- Poster
- Directed by: Oscar Micheaux
- Screenplay by: Oscar Micheaux
- Based on: The Conquest 1931 novel by Oscar Micheaux
- Produced by: Oscar Micheaux Frank Schiffman
- Starring: Eunice Brooks Stanley Morrell Celeste Cole
- Cinematography: Lester Lang Walter Strenge
- Music by: Donald Heywood
- Color process: Black-and-white
- Production company: Micheaux Film
- Distributed by: Micheaux Film
- Release date: May 16, 1931;
- Running time: 93 minutes
- Country: United States
- Language: English

= The Exile (1931 film) =

1931 film

The Exile is a 1931 American pre-Code film directed by Oscar Micheaux with choreography by Leonard Harper. A drama-romance of the race film genre, The Exile was Micheaux's first feature-length sound film, and the first African-American sound film. Adapted from Micheaux's first novel The Conquest (1913), it the film shares some autobiographical elements; for example, Micheaux spent several years as a cattle rancher in an otherwise all-white area of South Dakota as does the film's central character Jean Baptiste (played by Stanley Morrell).

==Plot==

The film.

In Chicago, Edith Duval has become powerful in the African-American community, mostly because she came into possession of a South Chicago mansion where she was once a servant; the white family that owned the mansion abandoned it when blacks started moving into the neighborhood. She is in love with Jean Baptiste, but she rejects his idealism and he is at odds with her cynicism. Edith wants to convert the mansion into a speakeasy and nightclub.

Baptiste buys land in South Dakota and becomes a successful rancher. Five years into his time there, he falls in love with young Agnes Stewart. He considers the situation hopeless because Agnes is white and although she accepts him, he feels as though they won't work together as a couple. After he leaves the area, Agnes's father reveals to her that her late mother, who is deceased, was of Ethiopian ancestry and thus, Agnes is part black.

Fleeing back to Chicago to escape the relationship, which he believes is doomed, the former teetotaler Baptiste returns to Edith's club, her liquor and her charms. They plan to marry, but her former lover, an Ethiopian named Jango, appears, sneaks into Edith's room and complains of how she has ruined him. After he threatens suicide, she hands him a gun as a gesture of contempt. Instead of killing himself, he kills her. Baptiste is initially suspected of the murder but is cleared when a witness comes forward and confirms overhearing Jango and Edith arguing.

Back in South Dakota, Agnes reads in the newspaper on Baptiste being accused of murder and goes out of her way to Chicago to help him. She arrives at City Hall just as he is cleared by the district attorney.
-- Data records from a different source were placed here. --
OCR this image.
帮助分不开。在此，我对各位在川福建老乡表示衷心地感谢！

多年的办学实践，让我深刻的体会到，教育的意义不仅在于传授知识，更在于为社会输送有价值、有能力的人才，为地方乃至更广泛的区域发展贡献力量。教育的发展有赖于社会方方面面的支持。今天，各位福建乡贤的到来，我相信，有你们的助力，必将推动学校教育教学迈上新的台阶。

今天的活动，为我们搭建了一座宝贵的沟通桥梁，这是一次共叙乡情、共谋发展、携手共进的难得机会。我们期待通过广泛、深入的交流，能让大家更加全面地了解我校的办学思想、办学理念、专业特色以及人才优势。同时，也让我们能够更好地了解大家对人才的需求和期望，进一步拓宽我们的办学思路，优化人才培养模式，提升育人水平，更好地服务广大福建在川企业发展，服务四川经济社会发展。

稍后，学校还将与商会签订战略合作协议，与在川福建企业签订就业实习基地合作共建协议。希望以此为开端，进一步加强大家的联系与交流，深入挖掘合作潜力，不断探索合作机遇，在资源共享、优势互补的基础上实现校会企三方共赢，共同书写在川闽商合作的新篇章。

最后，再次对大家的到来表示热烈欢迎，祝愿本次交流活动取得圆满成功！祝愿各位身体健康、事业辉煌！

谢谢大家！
After being reunited, they return to South Dakota.

==Cast==
- Eunice Brooks as Edith Duval
- Stanley Morrell as Jean Baptiste
- Celeste Cole as Singer
- Nora Newsome as Agnes Stewart
- Carl Mahon as Jango
- Kathleen Noisette as Madge
- Charles R. Moore as Jack Stewart
- George Randol as Bill Prescott
- A.B. DeComathiere as An Outlaw
- Lou Vernon as District Attorney
- Louise Cook as Dancer
- Roland Holder as Tap Dancer
- Donald Heywood as Bandleader

==Production==
The film was shot at Metropolitan Studios in Fort Lee, New Jersey, where many early film studios were based at the beginning of the 20th century. Filming was scheduled to accommodate the many cast members who had commitments on Broadway. Principal photography wrapped in late February 1931 and post-production was completed in March. A preview screening was successful and the film premiered at the Lafayette Theater in May to sold-out crowds and positive reviews.

== Reception ==
In 2008, film historian Richard Koszarski wrote: "Although some critics later described The Exile 'a disaster,' its technical quality is certainly no worse than Mother’s Boy (1929) and Howdy Broadway (1929), or other low-budget eastern productions of the period. Indeed, Micheaux’s sober analysis of racial distinction with and without the black community marks The Exile as far more ambitious and interesting than most other independent films of the day. The Exile was a highly personal statement that Micheaux dramatized as stock melodrama, a very difficult project to pull off in the 1930s. If the film was the critical and commercial failure some historians suggest, then its fate may be seen as prefiguring the negative response to D. W. Griffith’s The Struggle (1931), shot in the Bronx a few months later."